Members of the Fiji Kisan Sangh say they are at breaking point, warning they will halt planting and could sit out next year’s crushing season unless sugar industry stakeholders respond to longstanding grievances over delayed payments and rising costs. The growers’ organisation, made up entirely of cane farmers from the Western Division, made the threat at its annual general meeting in Lautoka yesterday.

Board member Mahen Prasad told the meeting most members were unwilling to commit to planting new cane after the 2026 harvesting season if the pattern of late payments continued. “The growers are not interested in planting new cane if the delay keeps happening,” Prasad said. “For a very long time then we had a delay in a cane payment and because we are still waiting, growers are getting more frustrated. They don’t want to plant new cane.”

Prasad said delegates had agreed to save on input costs by collectively foregoing participation in the 2027 crushing season unless they received firm guarantees that payments would be made on time in future. “If we don’t plant, then we don’t have to deal with the costs,” he said. “Many of the growers have children working outside of the farm or they grow vegetables. They can depend on that.
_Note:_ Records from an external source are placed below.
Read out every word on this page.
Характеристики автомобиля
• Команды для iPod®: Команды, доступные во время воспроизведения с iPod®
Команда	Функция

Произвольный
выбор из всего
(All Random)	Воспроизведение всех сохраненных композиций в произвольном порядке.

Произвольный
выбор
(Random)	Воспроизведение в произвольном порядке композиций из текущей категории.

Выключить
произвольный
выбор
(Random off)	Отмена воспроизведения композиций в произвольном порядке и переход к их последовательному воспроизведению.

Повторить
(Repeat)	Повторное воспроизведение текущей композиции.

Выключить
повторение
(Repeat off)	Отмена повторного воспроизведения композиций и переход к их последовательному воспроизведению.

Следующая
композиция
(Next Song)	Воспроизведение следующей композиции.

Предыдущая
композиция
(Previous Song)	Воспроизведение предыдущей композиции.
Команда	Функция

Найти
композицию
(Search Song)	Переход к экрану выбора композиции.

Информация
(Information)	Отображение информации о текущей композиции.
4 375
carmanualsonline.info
The costs keep increasing and we don’t get paid enough and on time. So, we don’t want to plant anymore until we receive a guarantee that this will not happen again.”

The Kisan Sangh’s warning arrives against a backdrop of repeated disruptions and relief efforts in the past 18 months. Government and industry bodies have provided episodic support following events such as pre-season burnt cane and the Rarawai mill fire, which forced cane redirection and prompted temporary compensation arrangements and relief packages. Authorities have also grappled with longer-term production challenges including salinity on potential planting land and compressed harvesting timelines that have strained growers’ ability to meet mill schedules.

Despite those interventions — most recently targeted assistance and compensation announced in 2025 — farmers say the structural problems persist: input costs continue to climb while receipts for cane deliveries are often delayed. For smallholders operating on thin margins, even short payment lags can push families to seek alternative income, Prasad said, citing examples of households relying on remittances from children working off-farm or supplementing incomes through vegetable plots rather than reinvesting in cane.

Industry stakeholders including the Ministry of Sugar, the Sugar Cane Growers Fund and mill operators are now confronting a choice with implications for the 2027 season. If large numbers of growers follow through on the Kisan Sangh’s position and do not plant or deliver cane, mills could face shortages that undermine crushing schedules and the sector’s recovery plans. The Ministry has previously intervened in crises — Sugar Industry Minister Charan Jeath Singh and the ministry’s permanent secretary have been active in relief rollouts — but Kisan Sangh leaders say a clear, enforceable commitment on timely payments and support for input costs is needed to restore confidence.

The Kisan Sangh is calling for an immediate response from those stakeholders and a written guarantee that payment processes will be fixed before growers commit to planting for 2027. Without that assurance, the organisation says the industry risks a significant loss of planted area next year and further erosion of Fiji’s sugarcane growing base in the Western Division.